Visible Surface Discrepancy (VSD) has recently been proposed to eliminate ambiguities arising from object symmetries and occlusions [46]. The model of an object of interest is rendered at both ground truth and estimated poses, and their depth maps are intersected with the test image itself in order to compute the visibility masks. Comparing the generated masks, the score normalized in [0–1] determines whether an estimation is correct, according to the pre-defined thresholds.
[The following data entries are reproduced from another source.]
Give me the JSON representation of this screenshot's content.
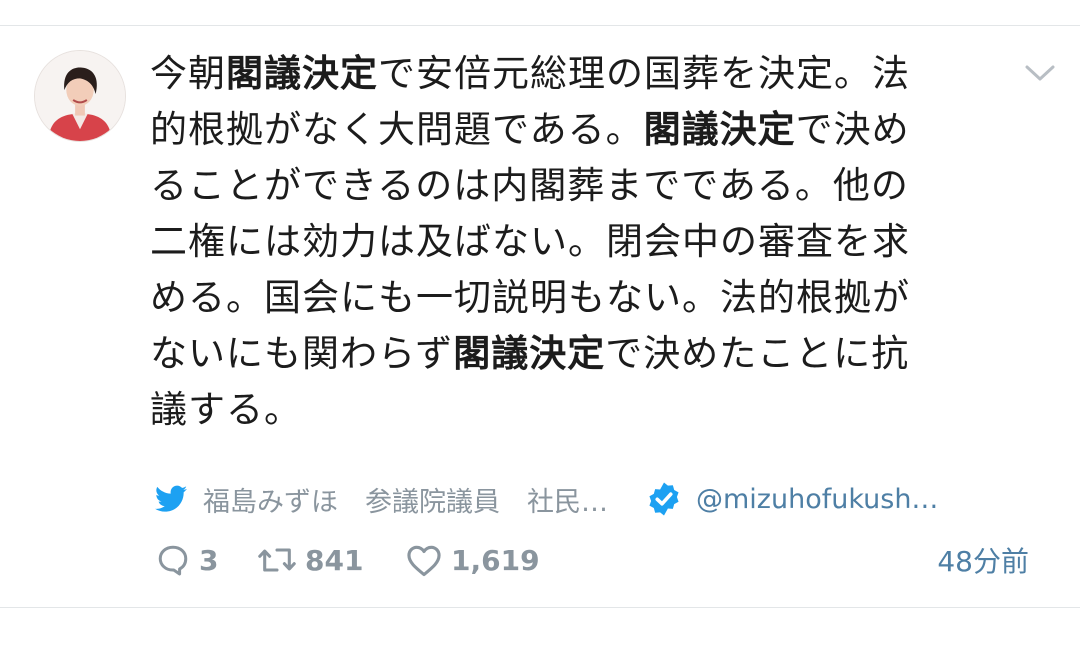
{
  "tweet": {
    "lines": [
      [
        {
          "t": "今朝",
          "b": false
        },
        {
          "t": "閣議決定",
          "b": true
        },
        {
          "t": "で安倍元総理の国葬を決定。法",
          "b": false
        }
      ],
      [
        {
          "t": "的根拠がなく大問題である。",
          "b": false
        },
        {
          "t": "閣議決定",
          "b": true
        },
        {
          "t": "で決め",
          "b": false
        }
      ],
      [
        {
          "t": "ることができるのは内閣葬までである。他の",
          "b": false
        }
      ],
      [
        {
          "t": "二権には効力は及ばない。閉会中の審査を求",
          "b": false
        }
      ],
      [
        {
          "t": "める。国会にも一切説明もない。法的根拠が",
          "b": false
        }
      ],
      [
        {
          "t": "ないにも関わらず",
          "b": false
        },
        {
          "t": "閣議決定",
          "b": true
        },
        {
          "t": "で決めたことに抗",
          "b": false
        }
      ],
      [
        {
          "t": "議する。",
          "b": false
        }
      ]
    ]
  },
  "meta": {
    "name": "福島みずほ　参議院議員　社民…",
    "handle": "@mizuhofukush…"
  },
  "actions": {
    "replies": "3",
    "retweets": "841",
    "likes": "1,619",
    "time": "48分前"
  },
  "icons": {
    "bird": "twitter-bird-icon",
    "verified": "verified-badge-icon",
    "reply": "reply-icon",
    "retweet": "retweet-icon",
    "like": "heart-icon",
    "menu": "chevron-down-icon"
  },
  "colors": {
    "twitter_blue": "#1da1f2",
    "link_blue": "#4e7fa5",
    "muted_gray": "#8a959e"
  }
}
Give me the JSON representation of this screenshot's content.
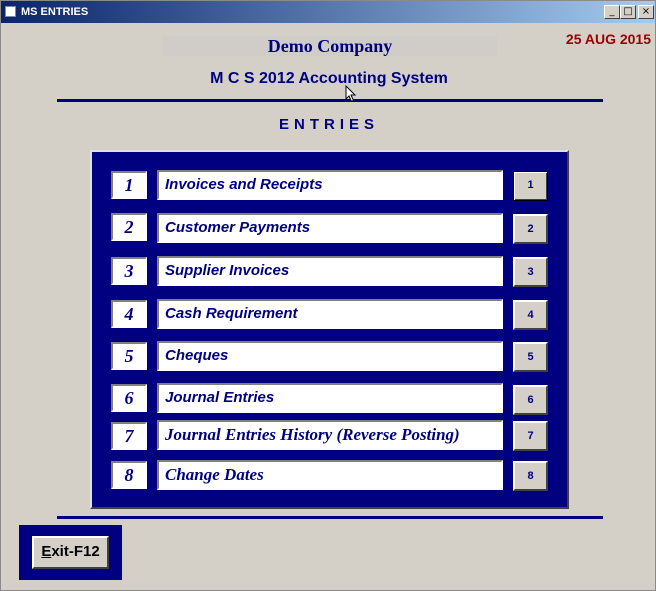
{
  "window": {
    "title": "MS ENTRIES",
    "controls": {
      "minimize": "_",
      "maximize": "□",
      "close": "×"
    }
  },
  "header": {
    "company": "Demo Company",
    "date": "25 AUG 2015",
    "system": "M C S 2012 Accounting System",
    "section": "ENTRIES"
  },
  "menu": {
    "items": [
      {
        "number": "1",
        "label": "Invoices and Receipts",
        "key": "1"
      },
      {
        "number": "2",
        "label": "Customer Payments",
        "key": "2"
      },
      {
        "number": "3",
        "label": "Supplier Invoices",
        "key": "3"
      },
      {
        "number": "4",
        "label": "Cash Requirement",
        "key": "4"
      },
      {
        "number": "5",
        "label": "Cheques",
        "key": "5"
      },
      {
        "number": "6",
        "label": "Journal Entries",
        "key": "6"
      },
      {
        "number": "7",
        "label": "Journal Entries History (Reverse Posting)",
        "key": "7"
      },
      {
        "number": "8",
        "label": "Change Dates",
        "key": "8"
      }
    ]
  },
  "footer": {
    "exit_mnemonic": "E",
    "exit_rest": "xit-F12"
  },
  "colors": {
    "navy": "#000080",
    "date": "#990000",
    "face": "#d4d0c8"
  }
}
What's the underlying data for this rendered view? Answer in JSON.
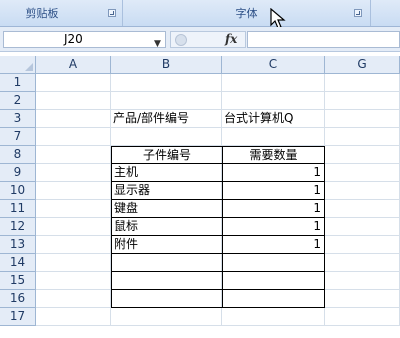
{
  "ribbon": {
    "clipboard_label": "剪贴板",
    "font_label": "字体"
  },
  "formula_bar": {
    "name_box": "J20",
    "fx_label": "fx",
    "formula": ""
  },
  "columns": [
    "A",
    "B",
    "C",
    "G"
  ],
  "rows": [
    "1",
    "2",
    "3",
    "7",
    "8",
    "9",
    "10",
    "11",
    "12",
    "13",
    "14",
    "15",
    "16",
    "17"
  ],
  "cells": {
    "b3": "产品/部件编号",
    "c3": "台式计算机Q",
    "b8": "子件编号",
    "c8": "需要数量",
    "items": [
      {
        "name": "主机",
        "qty": "1"
      },
      {
        "name": "显示器",
        "qty": "1"
      },
      {
        "name": "键盘",
        "qty": "1"
      },
      {
        "name": "鼠标",
        "qty": "1"
      },
      {
        "name": "附件",
        "qty": "1"
      }
    ]
  }
}
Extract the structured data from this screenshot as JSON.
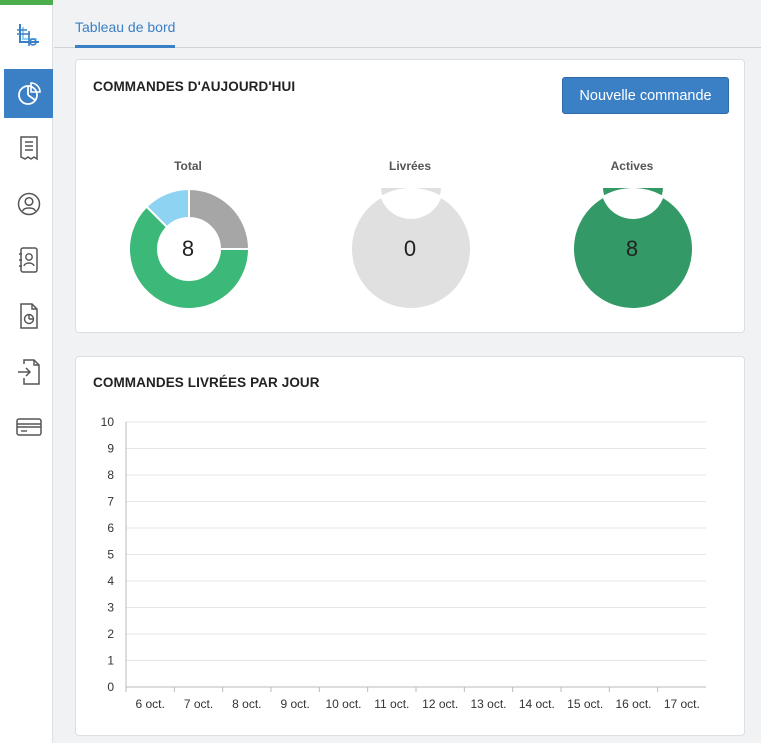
{
  "sidebar": {
    "items": [
      {
        "name": "logo",
        "icon": "app-logo-icon"
      },
      {
        "name": "dashboard",
        "icon": "pie-chart-icon",
        "active": true
      },
      {
        "name": "orders",
        "icon": "receipt-icon"
      },
      {
        "name": "users",
        "icon": "user-circle-icon"
      },
      {
        "name": "contacts",
        "icon": "contact-book-icon"
      },
      {
        "name": "reports",
        "icon": "document-chart-icon"
      },
      {
        "name": "import",
        "icon": "file-import-icon"
      },
      {
        "name": "billing",
        "icon": "credit-card-icon"
      }
    ],
    "accent": "#3b7fc4",
    "top_bar_color": "#4cae4c"
  },
  "tabs": [
    {
      "label": "Tableau de bord",
      "active": true
    }
  ],
  "today_card": {
    "title": "COMMANDES D'AUJOURD'HUI",
    "new_order_button": "Nouvelle commande",
    "donuts": [
      {
        "label": "Total",
        "value": "8",
        "segments": [
          {
            "fraction": 0.25,
            "color": "#a6a6a6"
          },
          {
            "fraction": 0.625,
            "color": "#3cb878"
          },
          {
            "fraction": 0.125,
            "color": "#8fd3f2"
          }
        ]
      },
      {
        "label": "Livrées",
        "value": "0",
        "segments": [
          {
            "fraction": 1.0,
            "color": "#e0e0e0"
          }
        ]
      },
      {
        "label": "Actives",
        "value": "8",
        "segments": [
          {
            "fraction": 1.0,
            "color": "#339966"
          }
        ]
      }
    ]
  },
  "delivered_card": {
    "title": "COMMANDES LIVRÉES PAR JOUR"
  },
  "chart_data": {
    "type": "bar",
    "title": "COMMANDES LIVRÉES PAR JOUR",
    "categories": [
      "6 oct.",
      "7 oct.",
      "8 oct.",
      "9 oct.",
      "10 oct.",
      "11 oct.",
      "12 oct.",
      "13 oct.",
      "14 oct.",
      "15 oct.",
      "16 oct.",
      "17 oct."
    ],
    "values": [
      0,
      0,
      0,
      0,
      0,
      0,
      0,
      0,
      0,
      0,
      0,
      0
    ],
    "yticks": [
      "0",
      "1",
      "2",
      "3",
      "4",
      "5",
      "6",
      "7",
      "8",
      "9",
      "10"
    ],
    "ylim": [
      0,
      10
    ],
    "grid": true
  }
}
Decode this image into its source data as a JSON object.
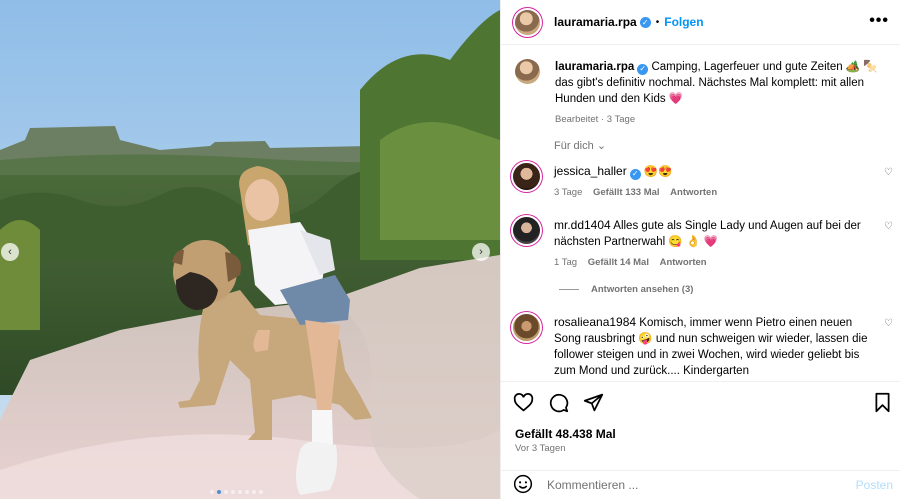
{
  "post": {
    "author": "lauramaria.rpa",
    "follow_label": "Folgen",
    "separator": "•",
    "more_label": "•••"
  },
  "caption": {
    "author": "lauramaria.rpa",
    "text": " Camping, Lagerfeuer und gute Zeiten 🏕️ 🍢 das gibt's definitiv nochmal. Nächstes Mal komplett: mit allen Hunden und den Kids 💗",
    "edited": "Bearbeitet · 3 Tage",
    "filter_label": "Für dich"
  },
  "comments": [
    {
      "author": "jessica_haller",
      "verified": true,
      "text": "😍😍",
      "time": "3 Tage",
      "likes": "Gefällt 133 Mal",
      "reply": "Antworten"
    },
    {
      "author": "mr.dd1404",
      "verified": false,
      "text": "Alles gute als Single Lady und Augen auf bei der nächsten Partnerwahl 😋 👌 💗",
      "time": "1 Tag",
      "likes": "Gefällt 14 Mal",
      "reply": "Antworten"
    },
    {
      "author": "rosalieana1984",
      "verified": false,
      "text": "Komisch, immer wenn Pietro einen neuen Song rausbringt 🤪 und nun schweigen wir wieder, lassen die follower steigen und in zwei Wochen, wird wieder geliebt bis zum Mond und zurück.... Kindergarten",
      "time": "",
      "likes": "",
      "reply": ""
    }
  ],
  "replies_label": "Antworten ansehen (3)",
  "stats": {
    "likes": "Gefällt 48.438 Mal",
    "date": "Vor 3 Tagen"
  },
  "compose": {
    "placeholder": "Kommentieren ...",
    "post_label": "Posten"
  },
  "carousel": {
    "slide_count": 8,
    "active_index": 1
  },
  "colors": {
    "accent": "#0095f6",
    "verified": "#3897f0",
    "muted": "#737373"
  }
}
In this study, we employ a twofold evaluation strategy for the 6D detectors using both AD and VSD metrics: (i) Recall. The hypotheses on the test images of every object are ranked, and the hypothesis with the highest weight is selected as the estimated 6D pose. Recall value is calculated comparing the number of correctly estimated poses and the number of the test images of the interested object. (ii) F1 scores. Unlike recall, all hypotheses are taken into account, and F1 score, the harmonic mean of precision and recall values, is presented.

Table 2. Methods’ performance are depicted object-wise based on recall values computed using the Average Distance (AD) evaluation protocol.

6 Multi-modal Analyses

We analyse ten baselines on the datasets with respect to both challenges and the architectures. Two of the baselines [5, 6] are our own implementations. The color gradients and surface normal features, presented in [5], are computed using the built-in functions and classes provided by OpenCV. The features in Latent-Class Hough Forest (LCHF) [6] are the part-based version of the features introduced in [5]. Hence, we inherit the classes given by OpenCV in order to generate part-based features used in LCHF. We train each method for the objects of interest by ourselves, and using the learnt classifiers, we test those on all datasets. Note that, the methods use only foreground samples during training/template generation. In this section, “LINEMOD” refers to the dataset, whilst “Linemod” is used to indicate the baseline itself.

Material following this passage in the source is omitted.